Ozzy Osbourne was unimpressed with Peter Jackson’s Beatles documentary

After learning in 2021 that he needed another round of corrective surgeries to fix his disintegrating vertebrae – and again postpone a European tour – Osbourne says his hope of performing again “was fading by the day.”

But in the midst of his depression, he clung to the anticipation of watching Peter Jackson’s “The Beatles: Get Back” released that holiday season, eager to see the “unfiltered, behind-the-scenes footage” of the band.

The documentary ended up being another disappointment in Osbourne’s life at the time, especially watching the dynamic among the band with Yoko Ono sitting in the studio.

“You’re not seriously telling me that in the 60 hours of footage the director had, they were all happy and friendly? If we’d had someone in Sabbath say, ‘OK, my girlfriend’s gonna be here from now on,’ there’d have been blood on the studio floor,” Osbourne says. “I thought it was gonna be one of those fly-on-the-wall things. But the fly on the wall must have been deaf and blind, ‘cos it didn’t see or hear anything interesting at all.”

Ozzy Osbourne’s final show overwhelmed him with emotion

Two months before July's Back to the Beginning, the final concert Sharon had orchestrated in England for Osbourne to say goodbye to fans with a Black Sabbath reunion and a parade of hard rockers (Metallica, Steven Tyler, Tom Morello) paying tribute, Osbourne’s health nosedived. More vertebrae issues arose, followed by another bout with pneumonia and then, after another surgery to “fill the cracks in my dodgy vertebra with human cement stuff,” sepsis.

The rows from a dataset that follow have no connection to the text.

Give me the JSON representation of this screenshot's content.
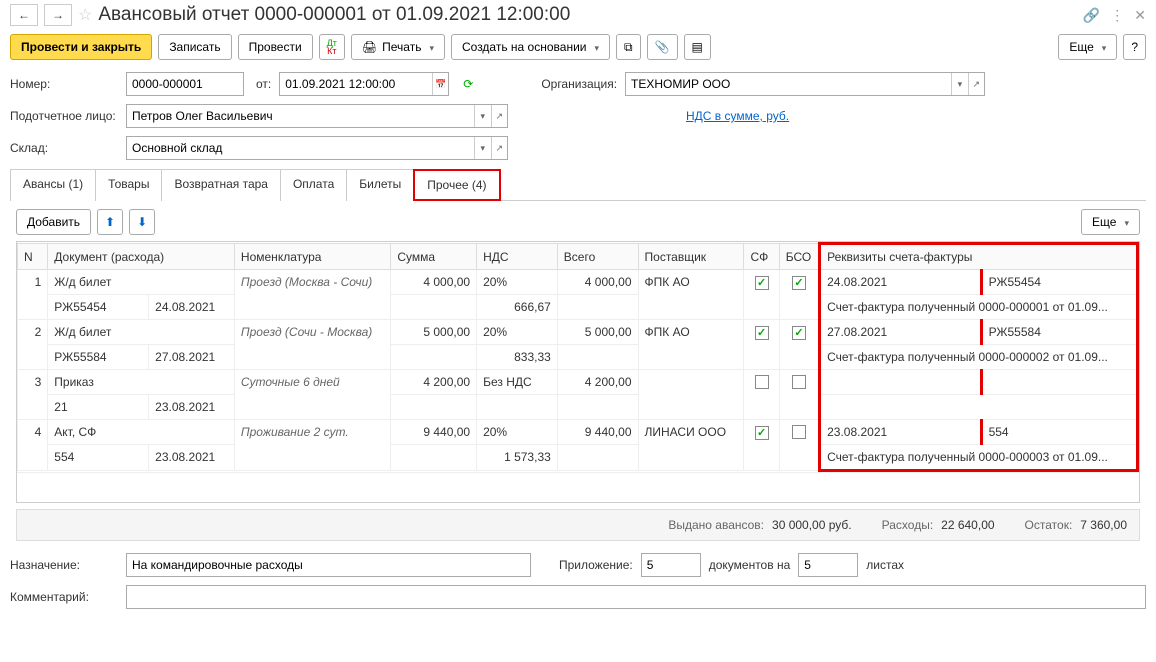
{
  "title": "Авансовый отчет 0000-000001 от 01.09.2021 12:00:00",
  "toolbar": {
    "post_close": "Провести и закрыть",
    "save": "Записать",
    "post": "Провести",
    "print": "Печать",
    "create_based": "Создать на основании",
    "more": "Еще"
  },
  "fields": {
    "number_label": "Номер:",
    "number": "0000-000001",
    "date_label": "от:",
    "date": "01.09.2021 12:00:00",
    "org_label": "Организация:",
    "org": "ТЕХНОМИР ООО",
    "person_label": "Подотчетное лицо:",
    "person": "Петров Олег Васильевич",
    "vat_link": "НДС в сумме, руб.",
    "warehouse_label": "Склад:",
    "warehouse": "Основной склад"
  },
  "tabs": {
    "advances": "Авансы (1)",
    "goods": "Товары",
    "returns": "Возвратная тара",
    "payment": "Оплата",
    "tickets": "Билеты",
    "other": "Прочее (4)"
  },
  "subtoolbar": {
    "add": "Добавить",
    "more": "Еще"
  },
  "table": {
    "headers": {
      "n": "N",
      "doc": "Документ (расхода)",
      "nomen": "Номенклатура",
      "sum": "Сумма",
      "vat": "НДС",
      "total": "Всего",
      "supplier": "Поставщик",
      "sf": "СФ",
      "bso": "БСО",
      "invoice": "Реквизиты счета-фактуры"
    },
    "rows": [
      {
        "n": "1",
        "doc1": "Ж/д билет",
        "doc2": "РЖ55454",
        "doc_date": "24.08.2021",
        "nomen": "Проезд (Москва - Сочи)",
        "sum": "4 000,00",
        "vat_rate": "20%",
        "vat_sum": "666,67",
        "total": "4 000,00",
        "supplier": "ФПК АО",
        "sf": true,
        "bso": true,
        "inv_date": "24.08.2021",
        "inv_num": "РЖ55454",
        "inv_doc": "Счет-фактура полученный 0000-000001 от 01.09..."
      },
      {
        "n": "2",
        "doc1": "Ж/д билет",
        "doc2": "РЖ55584",
        "doc_date": "27.08.2021",
        "nomen": "Проезд (Сочи - Москва)",
        "sum": "5 000,00",
        "vat_rate": "20%",
        "vat_sum": "833,33",
        "total": "5 000,00",
        "supplier": "ФПК АО",
        "sf": true,
        "bso": true,
        "inv_date": "27.08.2021",
        "inv_num": "РЖ55584",
        "inv_doc": "Счет-фактура полученный 0000-000002 от 01.09..."
      },
      {
        "n": "3",
        "doc1": "Приказ",
        "doc2": "21",
        "doc_date": "23.08.2021",
        "nomen": "Суточные 6 дней",
        "sum": "4 200,00",
        "vat_rate": "Без НДС",
        "vat_sum": "",
        "total": "4 200,00",
        "supplier": "",
        "sf": false,
        "bso": false,
        "inv_date": "",
        "inv_num": "",
        "inv_doc": ""
      },
      {
        "n": "4",
        "doc1": "Акт, СФ",
        "doc2": "554",
        "doc_date": "23.08.2021",
        "nomen": "Проживание 2 сут.",
        "sum": "9 440,00",
        "vat_rate": "20%",
        "vat_sum": "1 573,33",
        "total": "9 440,00",
        "supplier": "ЛИНАСИ ООО",
        "sf": true,
        "bso": false,
        "inv_date": "23.08.2021",
        "inv_num": "554",
        "inv_doc": "Счет-фактура полученный 0000-000003 от 01.09..."
      }
    ]
  },
  "totals": {
    "advances_label": "Выдано авансов:",
    "advances": "30 000,00",
    "cur": "руб.",
    "expenses_label": "Расходы:",
    "expenses": "22 640,00",
    "balance_label": "Остаток:",
    "balance": "7 360,00"
  },
  "footer": {
    "purpose_label": "Назначение:",
    "purpose": "На командировочные расходы",
    "attach_label": "Приложение:",
    "attach_docs": "5",
    "attach_docs_label": "документов на",
    "attach_sheets": "5",
    "attach_sheets_label": "листах",
    "comment_label": "Комментарий:"
  }
}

In late May, the Osbournes departed Los Angeles International Airport with most of their valuable possessions packed because Sharon was worried their home might get robbed since it was public knowledge that the family would be in England.

The day of the show, July 5, Osbourne became understandably nostalgic, thinking how his childhood home was a quarter of a mile away from Villa Park stadium now holding 42,000 fans chanting his name.

Apprehension set in as he was positioned on a throne that would rise from under the stage, but “as soon as the curtain went up, I forgot about my nerves.” Osbourne recalls choking up when he started “Mama, I’m Coming Home” (“It’s Sharon’s song, y’know?”) and then becoming overwhelmed by the emotion of the event.

“Someone said in the papers it was like I was attending my own wake, which would be a very metal thing to do,” Ozzy says. “But it didn’t feel like a funeral. It felt like a celebration.”